The very first step on the dusty sand was when they knew what they were meant to do.
Fight for our country try save the world from getting worst.

Many young soldiers fall but they will always be in our hearts.
For showing us what it means to stand up for something , to make a difference.

Those soldiers will never be forgotten, they are the hero's, they are the light in our hearts guiding us, they deserve every bit of love we have for being in that war and giving their lives just to change the world.

Many families grieve for their lost ones, just knowing that they would give their lives for their country is true honor to us, they did what they wanted to do and now they rest in peace.

War is a horrible thing It's scary and life threatening, but they had the strength , the courage, the heart to change that for us, they shine with pride and hope to prove to their loved ones that would fight for us, And die for us, for our country.

And so the flags will be lowered, the music will be played, tears will be shed but smiles will be upon our faces to thank the soldiers who have given their lives for us, they shall rest in peace knowing they made a difference, knowing the succeeded in their mission and put hope in our hearts.

For they are our soldiers, and our friends, the greatest hero's of our country.

By: Emilie


----------



## The Bread Guy (23 Dec 2009)

Thank you for sharing that.

Take care over the holidays.


----------



## armyvern (24 Dec 2009)

Emilie,

I echo Milnews' comment; thank you for sharing with us.

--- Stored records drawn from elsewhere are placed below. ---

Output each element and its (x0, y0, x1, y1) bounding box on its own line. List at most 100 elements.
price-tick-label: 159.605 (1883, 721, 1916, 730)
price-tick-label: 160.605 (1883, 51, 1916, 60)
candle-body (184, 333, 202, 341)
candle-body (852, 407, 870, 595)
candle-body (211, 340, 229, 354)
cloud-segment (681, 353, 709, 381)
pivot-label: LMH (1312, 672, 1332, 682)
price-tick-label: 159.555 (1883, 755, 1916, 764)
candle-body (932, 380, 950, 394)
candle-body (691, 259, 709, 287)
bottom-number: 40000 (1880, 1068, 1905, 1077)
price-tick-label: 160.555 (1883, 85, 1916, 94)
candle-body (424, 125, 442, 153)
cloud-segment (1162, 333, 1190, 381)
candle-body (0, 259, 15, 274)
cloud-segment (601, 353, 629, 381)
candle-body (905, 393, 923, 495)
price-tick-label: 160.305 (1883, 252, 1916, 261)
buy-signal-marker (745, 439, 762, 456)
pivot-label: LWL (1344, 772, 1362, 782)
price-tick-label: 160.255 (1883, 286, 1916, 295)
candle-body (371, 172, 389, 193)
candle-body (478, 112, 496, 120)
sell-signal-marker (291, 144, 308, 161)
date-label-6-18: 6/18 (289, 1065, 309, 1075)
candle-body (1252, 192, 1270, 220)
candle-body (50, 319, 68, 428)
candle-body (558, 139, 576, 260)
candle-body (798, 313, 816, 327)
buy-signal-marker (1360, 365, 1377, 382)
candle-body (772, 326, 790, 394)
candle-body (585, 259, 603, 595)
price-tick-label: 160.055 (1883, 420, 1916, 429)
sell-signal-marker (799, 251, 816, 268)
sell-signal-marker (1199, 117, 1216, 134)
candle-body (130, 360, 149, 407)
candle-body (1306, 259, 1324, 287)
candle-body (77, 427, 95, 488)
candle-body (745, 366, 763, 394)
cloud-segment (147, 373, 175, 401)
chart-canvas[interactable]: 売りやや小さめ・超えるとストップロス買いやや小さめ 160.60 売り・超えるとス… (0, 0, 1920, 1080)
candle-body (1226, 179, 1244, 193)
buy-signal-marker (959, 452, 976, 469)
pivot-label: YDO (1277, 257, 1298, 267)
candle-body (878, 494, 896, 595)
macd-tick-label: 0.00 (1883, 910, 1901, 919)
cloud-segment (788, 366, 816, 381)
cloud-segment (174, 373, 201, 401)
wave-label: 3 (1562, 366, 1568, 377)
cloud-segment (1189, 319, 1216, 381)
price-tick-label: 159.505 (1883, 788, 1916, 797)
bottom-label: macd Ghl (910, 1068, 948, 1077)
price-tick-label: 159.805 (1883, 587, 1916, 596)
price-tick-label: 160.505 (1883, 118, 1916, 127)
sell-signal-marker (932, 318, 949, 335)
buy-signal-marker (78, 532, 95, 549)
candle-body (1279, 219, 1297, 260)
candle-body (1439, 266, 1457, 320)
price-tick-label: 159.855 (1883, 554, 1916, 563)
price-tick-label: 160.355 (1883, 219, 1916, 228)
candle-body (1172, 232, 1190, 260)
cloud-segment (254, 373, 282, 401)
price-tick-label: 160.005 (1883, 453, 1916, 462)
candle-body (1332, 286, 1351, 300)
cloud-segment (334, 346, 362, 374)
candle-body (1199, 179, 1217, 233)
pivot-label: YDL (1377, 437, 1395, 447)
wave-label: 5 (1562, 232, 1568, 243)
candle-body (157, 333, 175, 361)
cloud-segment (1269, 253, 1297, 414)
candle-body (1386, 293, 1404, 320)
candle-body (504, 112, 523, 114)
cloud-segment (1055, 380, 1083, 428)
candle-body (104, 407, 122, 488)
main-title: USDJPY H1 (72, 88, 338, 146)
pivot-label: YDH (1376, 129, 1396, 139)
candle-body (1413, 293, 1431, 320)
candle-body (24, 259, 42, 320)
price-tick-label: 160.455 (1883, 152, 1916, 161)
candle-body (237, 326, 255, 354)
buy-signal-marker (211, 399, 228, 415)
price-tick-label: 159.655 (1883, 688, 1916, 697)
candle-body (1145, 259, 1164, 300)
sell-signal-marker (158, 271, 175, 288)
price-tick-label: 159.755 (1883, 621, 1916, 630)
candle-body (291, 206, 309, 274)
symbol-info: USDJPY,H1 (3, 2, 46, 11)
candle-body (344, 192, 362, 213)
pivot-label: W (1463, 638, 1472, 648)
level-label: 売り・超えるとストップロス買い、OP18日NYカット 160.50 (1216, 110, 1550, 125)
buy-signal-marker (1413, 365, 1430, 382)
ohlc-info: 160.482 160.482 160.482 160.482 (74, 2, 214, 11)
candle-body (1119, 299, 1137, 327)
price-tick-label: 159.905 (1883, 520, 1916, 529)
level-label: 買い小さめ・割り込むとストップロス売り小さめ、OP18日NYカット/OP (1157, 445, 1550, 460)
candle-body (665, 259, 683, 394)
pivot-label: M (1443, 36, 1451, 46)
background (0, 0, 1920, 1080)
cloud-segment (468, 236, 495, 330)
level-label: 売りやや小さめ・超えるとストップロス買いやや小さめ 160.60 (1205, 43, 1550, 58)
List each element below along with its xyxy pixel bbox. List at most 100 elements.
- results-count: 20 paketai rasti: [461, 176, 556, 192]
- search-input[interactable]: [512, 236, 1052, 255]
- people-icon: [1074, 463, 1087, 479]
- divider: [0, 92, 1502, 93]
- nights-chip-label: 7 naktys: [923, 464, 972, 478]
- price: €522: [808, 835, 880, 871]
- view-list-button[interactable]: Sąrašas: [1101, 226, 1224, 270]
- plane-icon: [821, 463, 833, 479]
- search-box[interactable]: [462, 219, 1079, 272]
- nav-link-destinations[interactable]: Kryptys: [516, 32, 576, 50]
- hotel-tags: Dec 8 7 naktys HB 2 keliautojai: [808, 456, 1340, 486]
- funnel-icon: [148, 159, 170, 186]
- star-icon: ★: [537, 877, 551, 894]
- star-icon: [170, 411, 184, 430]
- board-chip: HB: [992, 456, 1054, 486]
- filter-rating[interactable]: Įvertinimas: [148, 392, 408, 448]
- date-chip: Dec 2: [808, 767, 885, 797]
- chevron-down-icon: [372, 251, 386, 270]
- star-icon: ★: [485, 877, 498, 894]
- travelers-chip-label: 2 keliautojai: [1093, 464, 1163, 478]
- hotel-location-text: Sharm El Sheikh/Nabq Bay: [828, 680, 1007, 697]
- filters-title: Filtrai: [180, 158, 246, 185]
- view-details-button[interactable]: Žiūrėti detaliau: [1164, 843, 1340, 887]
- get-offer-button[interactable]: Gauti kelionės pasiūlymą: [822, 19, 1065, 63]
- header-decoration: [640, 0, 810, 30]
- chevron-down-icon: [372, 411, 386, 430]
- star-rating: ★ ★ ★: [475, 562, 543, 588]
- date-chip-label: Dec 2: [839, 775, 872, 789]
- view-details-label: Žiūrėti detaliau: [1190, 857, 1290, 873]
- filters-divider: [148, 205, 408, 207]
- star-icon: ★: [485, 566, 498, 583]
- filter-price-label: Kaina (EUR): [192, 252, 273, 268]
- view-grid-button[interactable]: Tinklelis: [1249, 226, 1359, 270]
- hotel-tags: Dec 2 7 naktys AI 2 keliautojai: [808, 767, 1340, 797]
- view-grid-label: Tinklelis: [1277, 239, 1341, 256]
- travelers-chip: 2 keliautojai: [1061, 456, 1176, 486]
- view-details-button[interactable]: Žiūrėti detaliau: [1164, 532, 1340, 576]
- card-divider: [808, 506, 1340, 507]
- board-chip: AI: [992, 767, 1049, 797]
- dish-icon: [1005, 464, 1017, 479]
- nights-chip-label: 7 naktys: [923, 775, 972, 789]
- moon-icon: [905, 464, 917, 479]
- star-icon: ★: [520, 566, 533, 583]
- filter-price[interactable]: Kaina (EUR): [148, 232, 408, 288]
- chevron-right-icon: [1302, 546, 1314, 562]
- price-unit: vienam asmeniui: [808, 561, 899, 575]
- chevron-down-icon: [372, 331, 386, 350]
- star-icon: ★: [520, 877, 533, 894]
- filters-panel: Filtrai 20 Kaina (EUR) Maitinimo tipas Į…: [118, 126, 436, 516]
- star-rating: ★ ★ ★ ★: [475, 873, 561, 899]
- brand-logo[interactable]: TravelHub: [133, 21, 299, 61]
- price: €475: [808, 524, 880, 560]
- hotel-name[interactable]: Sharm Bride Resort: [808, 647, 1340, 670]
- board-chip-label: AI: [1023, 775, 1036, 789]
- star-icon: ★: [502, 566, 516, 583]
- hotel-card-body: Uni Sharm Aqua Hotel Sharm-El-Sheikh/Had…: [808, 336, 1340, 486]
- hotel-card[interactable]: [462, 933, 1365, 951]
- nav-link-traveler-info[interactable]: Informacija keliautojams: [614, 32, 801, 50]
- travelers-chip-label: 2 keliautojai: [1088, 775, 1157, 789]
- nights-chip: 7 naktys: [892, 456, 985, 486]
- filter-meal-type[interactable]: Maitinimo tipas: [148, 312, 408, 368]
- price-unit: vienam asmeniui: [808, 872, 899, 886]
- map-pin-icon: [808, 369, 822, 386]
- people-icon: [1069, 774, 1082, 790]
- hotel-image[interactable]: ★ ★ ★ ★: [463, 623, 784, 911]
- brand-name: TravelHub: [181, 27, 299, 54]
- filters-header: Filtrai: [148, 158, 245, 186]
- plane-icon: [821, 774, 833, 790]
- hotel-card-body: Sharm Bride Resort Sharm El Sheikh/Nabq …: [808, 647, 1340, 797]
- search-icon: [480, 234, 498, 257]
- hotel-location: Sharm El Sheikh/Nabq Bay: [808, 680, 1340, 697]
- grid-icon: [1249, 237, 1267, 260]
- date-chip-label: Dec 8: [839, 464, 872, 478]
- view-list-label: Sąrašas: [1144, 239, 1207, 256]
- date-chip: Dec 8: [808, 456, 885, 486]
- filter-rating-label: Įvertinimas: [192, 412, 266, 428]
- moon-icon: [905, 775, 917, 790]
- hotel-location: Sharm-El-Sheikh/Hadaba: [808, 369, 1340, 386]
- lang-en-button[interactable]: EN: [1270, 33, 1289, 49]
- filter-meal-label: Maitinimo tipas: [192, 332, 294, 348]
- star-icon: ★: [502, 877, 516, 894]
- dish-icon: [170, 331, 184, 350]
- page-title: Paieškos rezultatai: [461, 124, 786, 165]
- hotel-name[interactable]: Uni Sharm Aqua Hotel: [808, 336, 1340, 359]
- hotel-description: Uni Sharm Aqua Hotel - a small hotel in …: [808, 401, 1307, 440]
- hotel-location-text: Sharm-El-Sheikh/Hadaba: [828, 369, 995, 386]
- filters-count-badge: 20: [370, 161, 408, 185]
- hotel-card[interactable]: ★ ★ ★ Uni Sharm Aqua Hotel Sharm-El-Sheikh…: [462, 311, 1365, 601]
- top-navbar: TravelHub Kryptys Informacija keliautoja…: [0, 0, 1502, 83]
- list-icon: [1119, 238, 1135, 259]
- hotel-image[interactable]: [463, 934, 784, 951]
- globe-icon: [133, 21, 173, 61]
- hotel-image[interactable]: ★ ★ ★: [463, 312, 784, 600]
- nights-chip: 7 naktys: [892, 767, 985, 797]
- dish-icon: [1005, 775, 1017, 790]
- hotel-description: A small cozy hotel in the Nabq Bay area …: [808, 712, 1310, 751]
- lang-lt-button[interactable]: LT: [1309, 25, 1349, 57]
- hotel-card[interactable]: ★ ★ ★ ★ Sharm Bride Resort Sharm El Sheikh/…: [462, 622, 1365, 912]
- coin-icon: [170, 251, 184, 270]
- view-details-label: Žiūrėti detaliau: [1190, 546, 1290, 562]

I hope that the holidays bring with them peace & comfort for you and your family.

Be well.


----------



## gun runner (31 Dec 2009)

Emilie, that was a very touching poem. You should be proud to have known your cousin. He is, and always will be your hero, my hero, and our countries hero. Wishing you the very best in 2010. Ubique


----------



## metalhead (29 Jan 2010)

Great poem-very touching!
May he RIP!


----------